Control of differentiation onset in the early embryo


1.5 day old embryo

During embryonic development the spinal cord is laid down progressively in a head to tail (rostral to caudal) sequence and is derived entirely from a unique population of epiblast cells that remain at the tail/caudal end. There is evidence that this cell group contains a resident cell population with stem cell-like properties and so it is known as the stem zone. Once cells leave the stem zone they begin to differentiate and as development proceeds the temporal events of differentiation become spatially separated along the extending body axis. So, while stem zone cells all proliferate, some cells in the neural tube now stop dividing and form the first neurons.

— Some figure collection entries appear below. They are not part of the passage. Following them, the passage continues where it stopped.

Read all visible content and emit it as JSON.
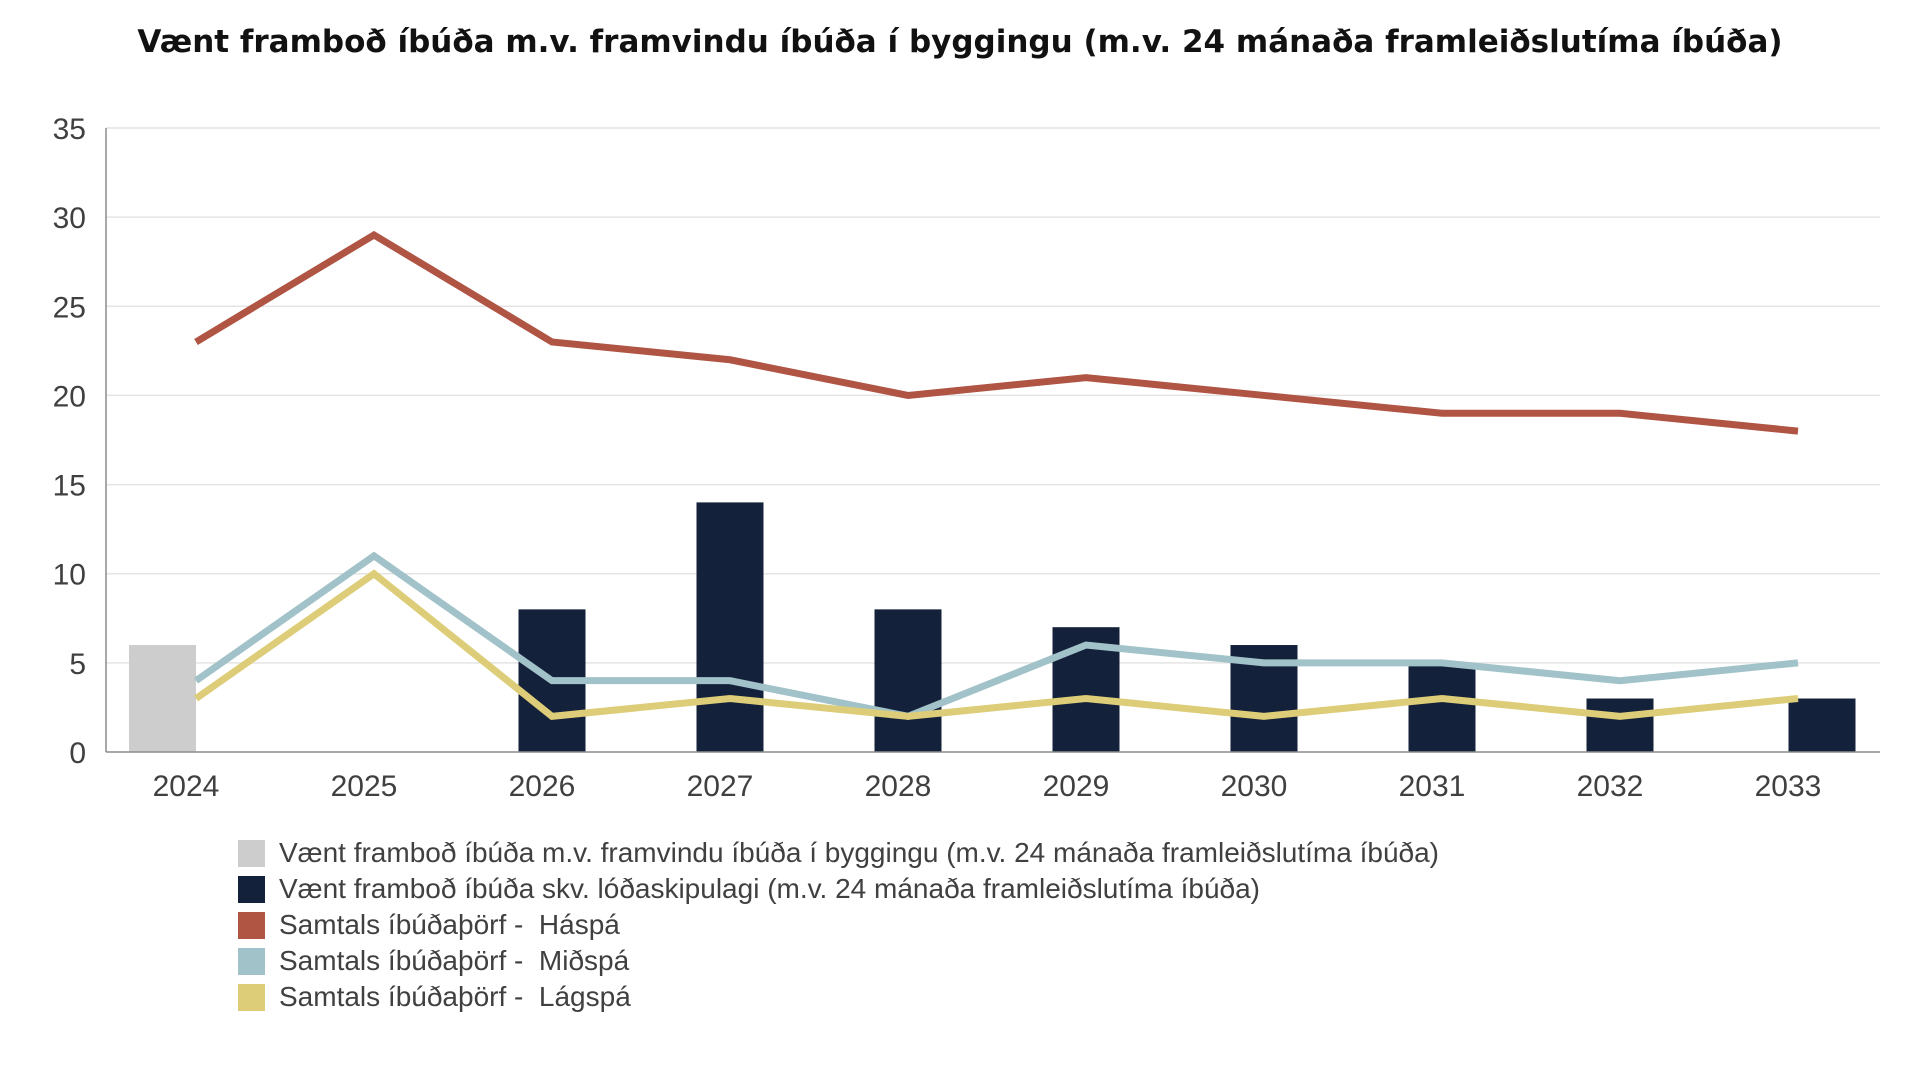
{
  "chart_data": {
    "type": "bar",
    "title": "Vænt framboð íbúða m.v. framvindu íbúða í byggingu (m.v. 24 mánaða framleiðslutíma íbúða)",
    "xlabel": "",
    "ylabel": "",
    "ylim": [
      0,
      35
    ],
    "yticks": [
      0,
      5,
      10,
      15,
      20,
      25,
      30,
      35
    ],
    "grid": true,
    "legend_position": "bottom",
    "categories": [
      "2024",
      "2025",
      "2026",
      "2027",
      "2028",
      "2029",
      "2030",
      "2031",
      "2032",
      "2033"
    ],
    "series": [
      {
        "name": "Vænt framboð íbúða m.v. framvindu íbúða í byggingu (m.v. 24 mánaða framleiðslutíma íbúða)",
        "type": "bar",
        "color": "#cdcdcd",
        "values": [
          6,
          null,
          null,
          null,
          null,
          null,
          null,
          null,
          null,
          null
        ]
      },
      {
        "name": "Vænt framboð íbúða skv. lóðaskipulagi (m.v. 24 mánaða framleiðslutíma íbúða)",
        "type": "bar",
        "color": "#14213a",
        "values": [
          null,
          null,
          8,
          14,
          8,
          7,
          6,
          5,
          3,
          3
        ]
      },
      {
        "name": "Samtals íbúðaþörf -  Háspá",
        "type": "line",
        "color": "#b05444",
        "values": [
          23,
          29,
          23,
          22,
          20,
          21,
          20,
          19,
          19,
          18
        ]
      },
      {
        "name": "Samtals íbúðaþörf -  Miðspá",
        "type": "line",
        "color": "#a1c2c8",
        "values": [
          4,
          11,
          4,
          4,
          2,
          6,
          5,
          5,
          4,
          5
        ]
      },
      {
        "name": "Samtals íbúðaþörf -  Lágspá",
        "type": "line",
        "color": "#ddcd78",
        "values": [
          3,
          10,
          2,
          3,
          2,
          3,
          2,
          3,
          2,
          3
        ]
      }
    ]
  }
}
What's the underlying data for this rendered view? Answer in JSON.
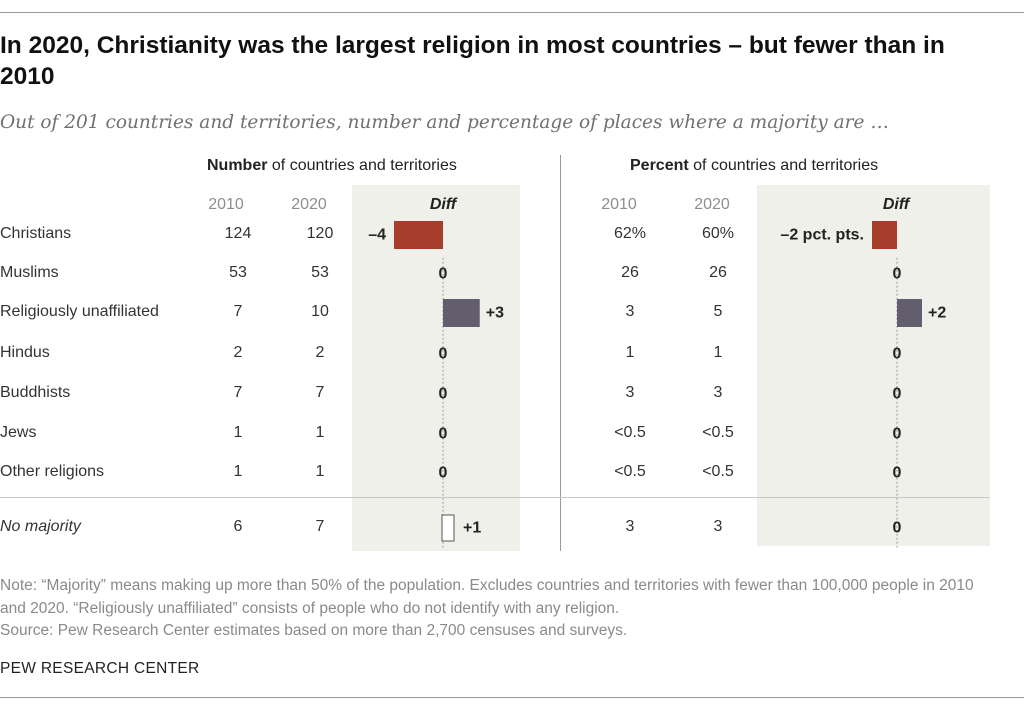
{
  "title": "In 2020, Christianity was the largest religion in most countries – but fewer than in 2010",
  "subtitle": "Out of 201 countries and territories, number and percentage of places where a majority are …",
  "colors": {
    "negative": "#a63d2a",
    "positive": "#625e6e",
    "shade": "#eef0e9"
  },
  "chart_data": [
    {
      "type": "bar",
      "header_bold": "Number",
      "header_rest": " of countries and territories",
      "year_labels": [
        "2010",
        "2020"
      ],
      "diff_label": "Diff",
      "categories": [
        "Christians",
        "Muslims",
        "Religiously unaffiliated",
        "Hindus",
        "Buddhists",
        "Jews",
        "Other religions",
        "No majority"
      ],
      "values_2010": [
        "124",
        "53",
        "7",
        "2",
        "7",
        "1",
        "1",
        "6"
      ],
      "values_2020": [
        "120",
        "53",
        "10",
        "2",
        "7",
        "1",
        "1",
        "7"
      ],
      "diff": [
        -4,
        0,
        3,
        0,
        0,
        0,
        0,
        1
      ],
      "diff_labels": [
        "–4",
        "0",
        "+3",
        "0",
        "0",
        "0",
        "0",
        "+1"
      ]
    },
    {
      "type": "bar",
      "header_bold": "Percent",
      "header_rest": " of countries and territories",
      "year_labels": [
        "2010",
        "2020"
      ],
      "diff_label": "Diff",
      "categories": [
        "Christians",
        "Muslims",
        "Religiously unaffiliated",
        "Hindus",
        "Buddhists",
        "Jews",
        "Other religions",
        "No majority"
      ],
      "values_2010": [
        "62%",
        "26",
        "3",
        "1",
        "3",
        "<0.5",
        "<0.5",
        "3"
      ],
      "values_2020": [
        "60%",
        "26",
        "5",
        "1",
        "3",
        "<0.5",
        "<0.5",
        "3"
      ],
      "diff": [
        -2,
        0,
        2,
        0,
        0,
        0,
        0,
        0
      ],
      "diff_labels": [
        "–2 pct. pts.",
        "0",
        "+2",
        "0",
        "0",
        "0",
        "0",
        "0"
      ]
    }
  ],
  "note": "Note: “Majority” means making up more than 50% of the population. Excludes countries and territories with fewer than 100,000 people in 2010 and 2020. “Religiously unaffiliated” consists of people who do not identify with any religion.",
  "source": "Source: Pew Research Center estimates based on more than 2,700 censuses and surveys.",
  "brand": "PEW RESEARCH CENTER"
}
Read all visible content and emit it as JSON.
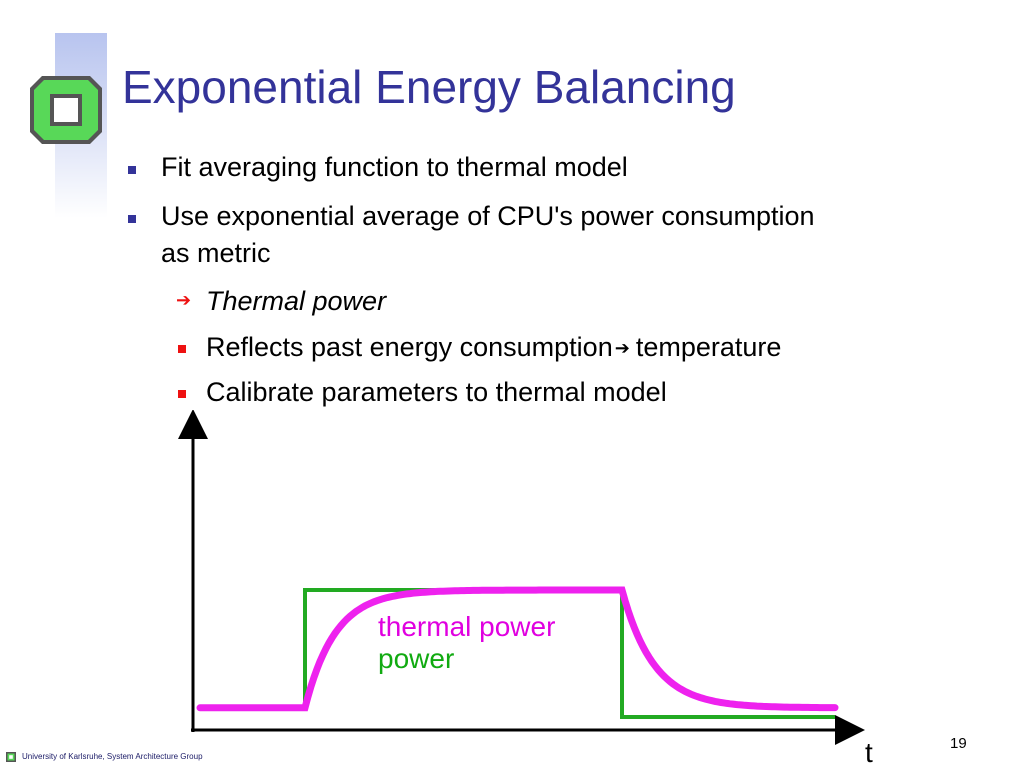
{
  "slide": {
    "title": "Exponential Energy Balancing",
    "bullets": [
      {
        "text": "Fit averaging function to thermal model"
      },
      {
        "line1": "Use exponential average of CPU's power consumption",
        "line2": "as metric"
      }
    ],
    "subbullets": [
      {
        "marker": "arrow",
        "text": "Thermal power",
        "italic": true
      },
      {
        "marker": "square",
        "text_before": "Reflects past energy consumption",
        "text_after": "temperature"
      },
      {
        "marker": "square",
        "text": "Calibrate parameters to thermal model"
      }
    ]
  },
  "chart": {
    "legend_thermal": "thermal power",
    "legend_power": "power",
    "x_axis_label": "t"
  },
  "footer": {
    "text": "University of Karlsruhe, System Architecture Group",
    "page_number": "19"
  },
  "colors": {
    "title": "#333399",
    "bullet_blue": "#333399",
    "bullet_red": "#ee1111",
    "power_line": "#22aa22",
    "thermal_line": "#ee22ee",
    "legend_thermal": "#e000e0",
    "legend_power": "#11aa11"
  },
  "chart_data": {
    "type": "line",
    "series": [
      {
        "name": "thermal power",
        "shape": "exponential approach to power level",
        "y": [
          0.05,
          0.05,
          1.0,
          1.0,
          0.05
        ]
      },
      {
        "name": "power",
        "shape": "step",
        "y": [
          0.05,
          0.05,
          1.0,
          1.0,
          0.0
        ]
      }
    ],
    "x": [
      0,
      1,
      1,
      3,
      3
    ],
    "xlabel": "t",
    "ylabel": "",
    "grid": false
  }
}
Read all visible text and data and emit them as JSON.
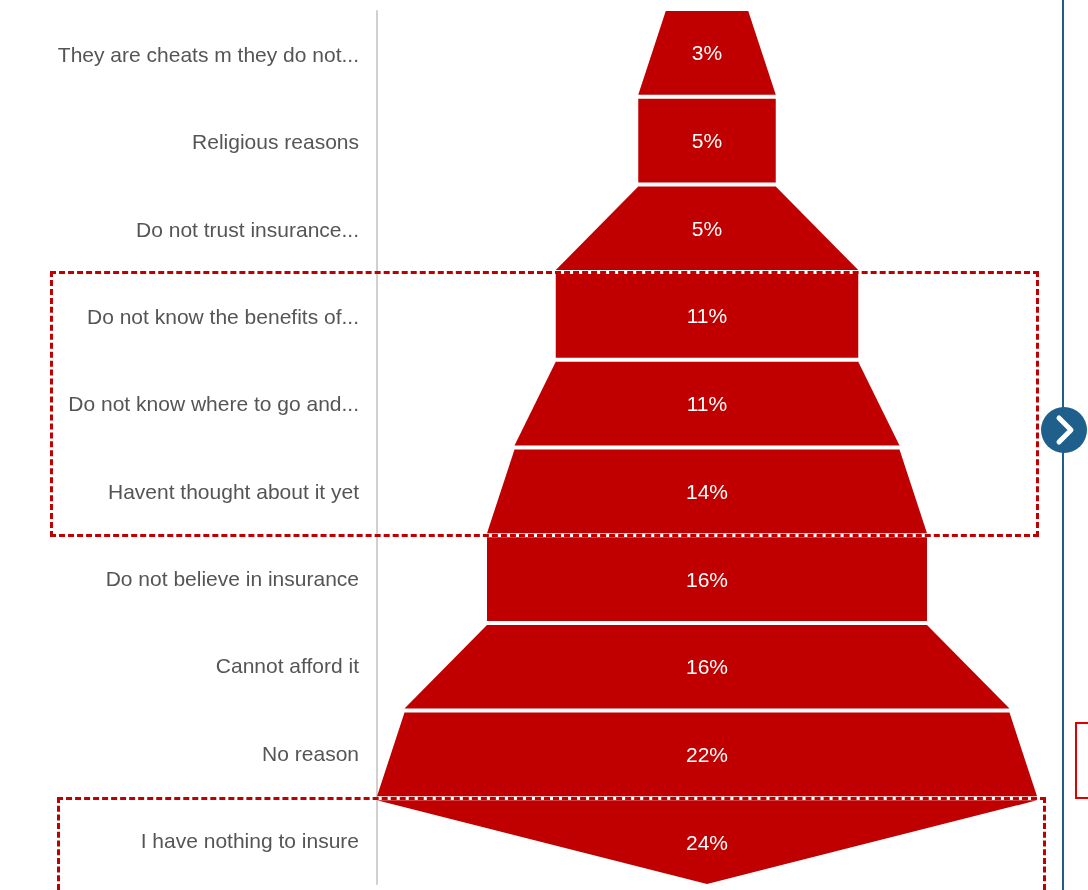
{
  "chart_data": {
    "type": "other",
    "categories": [
      "They are cheats m they do not...",
      "Religious reasons",
      "Do not trust insurance...",
      "Do not know the benefits of...",
      "Do not know where to go and...",
      "Havent thought about it yet",
      "Do not believe in insurance",
      "Cannot afford it",
      "No reason",
      "I have nothing to insure"
    ],
    "values": [
      3,
      5,
      5,
      11,
      11,
      14,
      16,
      16,
      22,
      24
    ],
    "value_labels": [
      "3%",
      "5%",
      "5%",
      "11%",
      "11%",
      "14%",
      "16%",
      "16%",
      "22%",
      "24%"
    ],
    "color": "#c00000"
  }
}
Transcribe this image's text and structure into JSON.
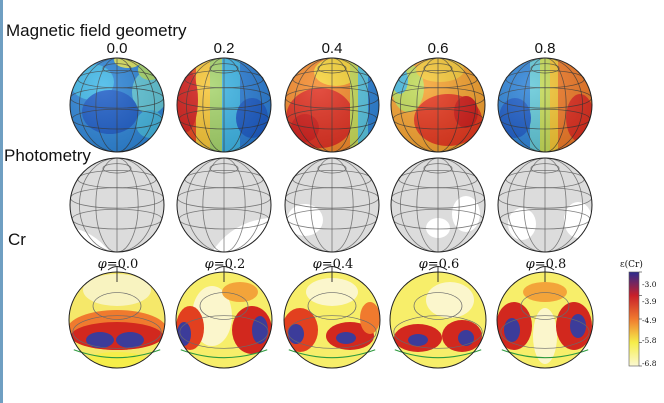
{
  "rows": {
    "magnetic": {
      "label": "Magnetic field geometry"
    },
    "photometry": {
      "label": "Photometry"
    },
    "cr": {
      "label": "Cr"
    }
  },
  "phases": [
    "0.0",
    "0.2",
    "0.4",
    "0.6",
    "0.8"
  ],
  "cr_phase_labels": [
    {
      "symbol": "φ",
      "text": "=0.0"
    },
    {
      "symbol": "φ",
      "text": "=0.2"
    },
    {
      "symbol": "φ",
      "text": "=0.4"
    },
    {
      "symbol": "φ",
      "text": "=0.6"
    },
    {
      "symbol": "φ",
      "text": "=0.8"
    }
  ],
  "colorbar": {
    "title": "ε(Cr)",
    "ticks": [
      "-3.0",
      "-3.9",
      "-4.9",
      "-5.8",
      "-6.8"
    ],
    "colors": [
      "#2b2c8f",
      "#c8202a",
      "#f07a2e",
      "#f6ee4a",
      "#fbf8d2"
    ]
  },
  "colors": {
    "magnetic_high": "#d8241e",
    "magnetic_low": "#1f6fd0",
    "photometry_fill": "#dcdcdc",
    "photometry_spot": "#ffffff",
    "cr_low": "#f9f6c8",
    "cr_high": "#2e2f8f",
    "edge_stripe": "#6f9fc2"
  }
}
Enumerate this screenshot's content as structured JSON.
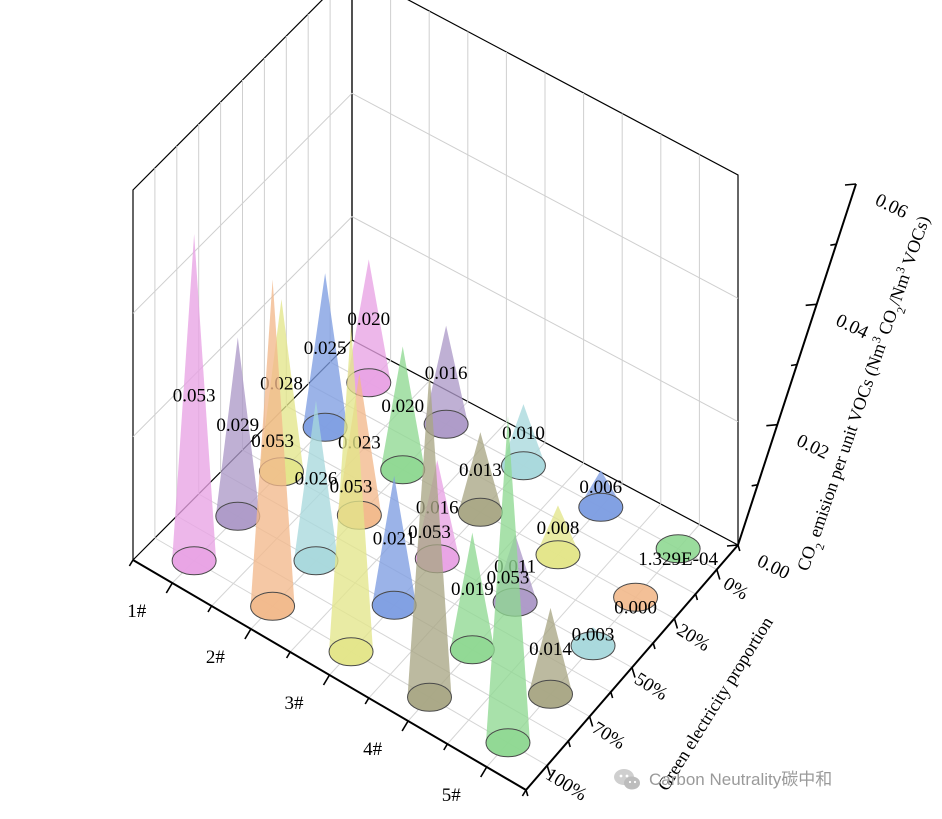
{
  "chart_data": {
    "type": "3d-cone",
    "x_categories": [
      "1#",
      "2#",
      "3#",
      "4#",
      "5#"
    ],
    "y_categories": [
      "0%",
      "20%",
      "50%",
      "70%",
      "100%"
    ],
    "y_axis_title": "Green electricity proportion",
    "z_axis_title": "CO2 emision per unit VOCs (Nm3 CO2/Nm3 VOCs)",
    "z_ticks": [
      "0.00",
      "0.02",
      "0.04",
      "0.06"
    ],
    "zlim": [
      0,
      0.06
    ],
    "grid": true,
    "values": [
      [
        0.053,
        0.053,
        0.053,
        0.053,
        0.053
      ],
      [
        0.029,
        0.026,
        0.021,
        0.019,
        0.014
      ],
      [
        0.028,
        0.023,
        0.016,
        0.011,
        0.003
      ],
      [
        0.025,
        0.02,
        0.013,
        0.008,
        0.0
      ],
      [
        0.02,
        0.016,
        0.01,
        0.006,
        0.0001329
      ]
    ],
    "labels": [
      [
        "0.053",
        "0.053",
        "0.053",
        "0.053",
        "0.053"
      ],
      [
        "0.029",
        "0.026",
        "0.021",
        "0.019",
        "0.014"
      ],
      [
        "0.028",
        "0.023",
        "0.016",
        "0.011",
        "0.003"
      ],
      [
        "0.025",
        "0.020",
        "0.013",
        "0.008",
        "0.000"
      ],
      [
        "0.020",
        "0.016",
        "0.010",
        "0.006",
        "1.329E-04"
      ]
    ],
    "colors": [
      [
        "#e8a3e4",
        "#f2b98c",
        "#e3e58a",
        "#a9a785",
        "#8fd892"
      ],
      [
        "#ad9ac8",
        "#a8d8dc",
        "#7f9ee2",
        "#8fd892",
        "#a9a785"
      ],
      [
        "#e3e58a",
        "#f2b98c",
        "#e8a3e4",
        "#ad9ac8",
        "#a8d8dc"
      ],
      [
        "#7f9ee2",
        "#8fd892",
        "#a9a785",
        "#e3e58a",
        "#f2b98c"
      ],
      [
        "#e8a3e4",
        "#ad9ac8",
        "#a8d8dc",
        "#7f9ee2",
        "#8fd892"
      ]
    ]
  },
  "watermark": {
    "text": "Carbon Neutrality碳中和",
    "icon": "wechat-icon"
  }
}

We have exploited this sequential nature of spinal cord generation to identify distinct steps in neural differentiation and to investigate the molecular mechanisms that control them. Some of our work focuses on identifying the signalling pathways that direct differentiation. Fibroblast growth factors (Fgfs) including Fgf8 and Fgf4 expressed in the stem zone/tail end keep cells undifferentiated and maintain them in the cell cycle via Notch signalling (Diez del Corral et al. 2002; Akai et al. 2005). FGF signalling also helps to specify the stem zone cell population as it forms in the early embryo and maintains expression of a unique combination of stem zone genes (Delfino-Machin et al. 2005). These include genes characteristic of both early neural and mesodermal tissue. Cells that form mesoderm ingress through a unique tail-end structure called the primitive streak, while cells that will form neural tissue remain in the epiblast layer.

As the body elongates some epiblast cells furthest away from the FGF source begin to differentiate; they cease to express some stem zone genes and turn on new ones that promote neural differentiation and patterning. We have found that signals from the paraxial mesoderm (tissue that lies next to the newly formed spinal cord) provide a signal, Retinoic acid, which both attenuates FGF signalling and drives expression of neuronal and patterning genes (Diez del Corral et al. 2003). Conversely, we have found that FGF signalling prevents the expression of a key enzyme (Raldh2) that mediates Retinoid production in the paraxial mesoderm. The mutual opposition of FGF and Retinoid signalling thus controls and coordinates the onset of differentiation in mesodermal and neural tissue as the body elongates during development.

FGF signalling represses not only neuronal differentiation genes but also the expression of ventral patterning genes (Diez del Corral et al. 2003). These have been shown to act in a combinatorial fashion to specify different types of neurons. A key regulator of ventral patterning genes is the morphogen sonic hedgehog (Shh) and we have shown that onset of this gene in the neuroepithelium is also controlled by FGF signalling. So, opposition of FGF and Retinoid signalling is a general differentiation switch, which regulates onset of neural differentiation and specification of neuronal cell type as well as neuron birth.

Embryonic development is governed by a relatively small number of signalling pathways and the specificity of signalling outcome must therefore rely on unique integration between these pathways in different contexts. We have therefore begun a series of studies to address how further signalling pathways interact with the FGF/Retinoid signalling switch. We have found that canonical Wnt signalling mediates the transition from FGF to Retinoid signalling (Olivera-Martinez and Storey, 2007) and does so in a surprising way. While the Wnt8c is induced by FGF signals in the stem zone and persists in the newly formed neural tissue it acts, as FGF declines to promote Retinoid synthesis in the neighbouring paraxial mesoderm. This then leads to inhibition of FGF signalling and loss of Wnt8c. This action of Wnt8c at the transition from FGF to Retinoid signals depends on the loss of FGF signalling from the paraxial mesoderm prior to its loss in the neuroepithelium.

This FGF/Retinoid signalling switch is conserved in other tissues in the developing embryo, such as the extending limb bud. Elevated FGF and impaired Retinoid signalling are also characteristic of many cancers and this signalling switch may therefore represent a fundamental step that regulates the differentiation status of cells. Current work seeks to elucidate further the molecular mechanism of this "differentiation switch" by linking signalling pathways with the regulation of higher order chromatin organisation (Patel et al 2013).